He turns. She thinks her face must be white because he blanches a little when he sees her. He looks good. Better than she’d expected. She realises, abruptly, that she’s never seen him without a face littered in bruises and cuts. His skin is tan, there are dark circles under his eyes and he’s a little thinner than he used to be but he looks –

He looks good.

His gaze flitters – from the beach full of people, to the cloth in his hands, to her. Goes to step forward then seems to think better of it, an aborted lurch. Finally;

‘What are you doing here?’

Somehow, childishly, she thinks she should be asking him that.

‘My editor –’ she blurts out, first thing she thinks of and it’s stupid, so very stupid, because Frank’s already darting forward, her arm in his grip, drawing her close as he growls out;

‘Who else knows I’m here?’

Reasonably, she knows with how tight he’s holding her arm, it should hurt. Adrenaline floods her system and she blinks, stares up at him.

‘No – no one, Frank, I swear – my editor sent me here on a holiday –’ and she’s cut off again, Frank huffing out a bitter sound, coiled up and angry and jerking out of his chest. She watches his face as his jaw clenches, watches him make half a dozen plans to leave in the space of a breath, and she carries on, words tripping over themselves; ‘he thinks you’re dead, Frank, everyone does – I promise you, Frank, I didn’t – it’s just a coincidence –’ he’s trembling all over and he won’t look at her so she shifts, as far as she can, waits until he meets her eye. ‘Frank,’ she murmurs, and his name sounds entirely odd coming from her, rushed out in a breath, and she forces herself to steady, to meet his gaze and not look away as she tells him, ‘I _swear._ ’

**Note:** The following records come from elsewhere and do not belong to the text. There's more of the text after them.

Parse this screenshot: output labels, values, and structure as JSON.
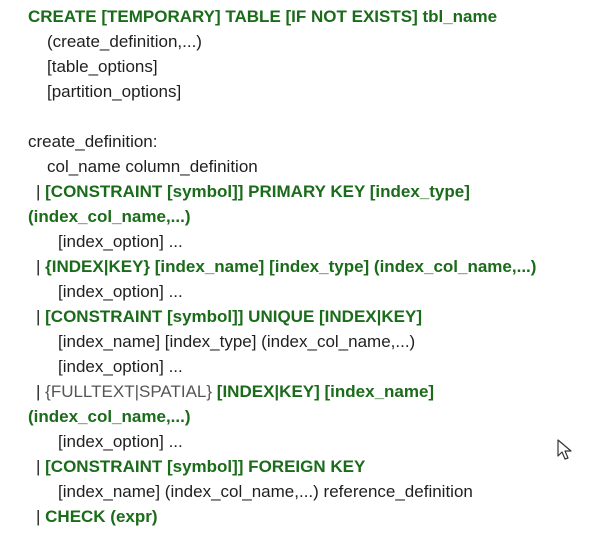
{
  "doc": {
    "line01": "CREATE [TEMPORARY] TABLE [IF NOT EXISTS] tbl_name",
    "line02": "(create_definition,...)",
    "line03": "[table_options]",
    "line04": "[partition_options]",
    "line05": "create_definition:",
    "line06": "col_name column_definition",
    "line07_bar": "| ",
    "line07_green": "[CONSTRAINT [symbol]] PRIMARY KEY [index_type]",
    "line08": "(index_col_name,...)",
    "line09": "[index_option] ...",
    "line10_bar": "| ",
    "line10_green": "{INDEX|KEY} [index_name] [index_type] (index_col_name,...)",
    "line11": "[index_option] ...",
    "line12_bar": "| ",
    "line12_green": "[CONSTRAINT [symbol]] UNIQUE [INDEX|KEY]",
    "line13": "[index_name] [index_type] (index_col_name,...)",
    "line14": "[index_option] ...",
    "line15_bar": "| ",
    "line15_gray": "{FULLTEXT|SPATIAL} ",
    "line15_green": "[INDEX|KEY] [index_name]",
    "line16": "(index_col_name,...)",
    "line17": "[index_option] ...",
    "line18_bar": "| ",
    "line18_green": "[CONSTRAINT [symbol]] FOREIGN KEY",
    "line19": "[index_name] (index_col_name,...) reference_definition",
    "line20_bar": "| ",
    "line20_green": "CHECK (expr)"
  },
  "colors": {
    "keyword": "#1a6b1a",
    "text": "#1f1f1f",
    "muted": "#555555",
    "background": "#ffffff"
  },
  "icons": {
    "cursor": "mouse-pointer-icon"
  }
}
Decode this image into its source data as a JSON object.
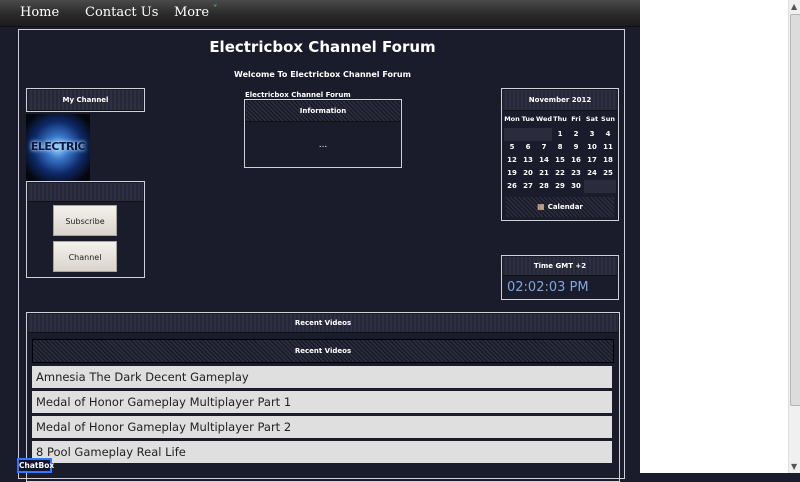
{
  "nav": {
    "items": [
      "Home",
      "Contact Us",
      "More"
    ]
  },
  "forum": {
    "title": "Electricbox Channel Forum",
    "welcome": "Welcome To Electricbox Channel Forum"
  },
  "my_channel": {
    "title": "My Channel",
    "logo_text": "ELECTRIC",
    "buttons": [
      "Subscribe",
      "Channel"
    ]
  },
  "information": {
    "caption": "Electricbox Channel Forum",
    "title": "Information",
    "body": "..."
  },
  "calendar": {
    "month": "November 2012",
    "weekdays": [
      "Mon",
      "Tue",
      "Wed",
      "Thu",
      "Fri",
      "Sat",
      "Sun"
    ],
    "leading_blanks": 3,
    "days": 30,
    "footer": "Calendar"
  },
  "time": {
    "title": "Time GMT +2",
    "value": "02:02:03 PM"
  },
  "recent_videos": {
    "title": "Recent Videos",
    "subtitle": "Recent Videos",
    "items": [
      "Amnesia The Dark Decent Gameplay",
      "Medal of Honor Gameplay Multiplayer Part 1",
      "Medal of Honor Gameplay Multiplayer Part 2",
      "8 Pool Gameplay Real Life"
    ]
  },
  "chatbox": {
    "label": "ChatBox"
  },
  "colors": {
    "background": "#1b1c2b",
    "border": "#cfd0d8",
    "clock": "#7fa6d8",
    "chatbox_border": "#2f78ff"
  }
}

He’s trying to read the truth from her face. She’s not sure what he sees there but he lets her go, sees the marks of his fingers fading away from his skin and goes all drawn and small for a moment.

‘It’s okay,’ she says, on instinct. ‘Didn’t hurt.’ He’s still stood close, gaze drawn over her shoulder again, watching the beach behind her. He takes a step back, finally, allows some distance between them.

‘Why don’t I sit down,’ she tells him, slowly, every exhale a shake, every word hand-picked to avoid spooking him even as she fights to catch her breath, ‘and you can start from the beginning.’

 

Frank’s making coffee.

She’d expected him to sit down with her but instead he had pulls out a chair for her close to the little beach hut that he’s retreated into. He pulls out a coffee mug and she expects him not to speak as he switches on the espresso machine, waits for the milk to heat up – but he starts, voice crackling and slow;

‘I came here about a month after – after everything.’ She nods – realises he’s not looking at her, is staring down at coffee mug and stops. ‘New York was –’ he breaks off and here he does look at her, glances through the doorway and catches her watching him, goes back to adding powder to the drink he’s making. ‘It was getting hard, pretending to be dead in a place where my face was plastered across every paper in town.’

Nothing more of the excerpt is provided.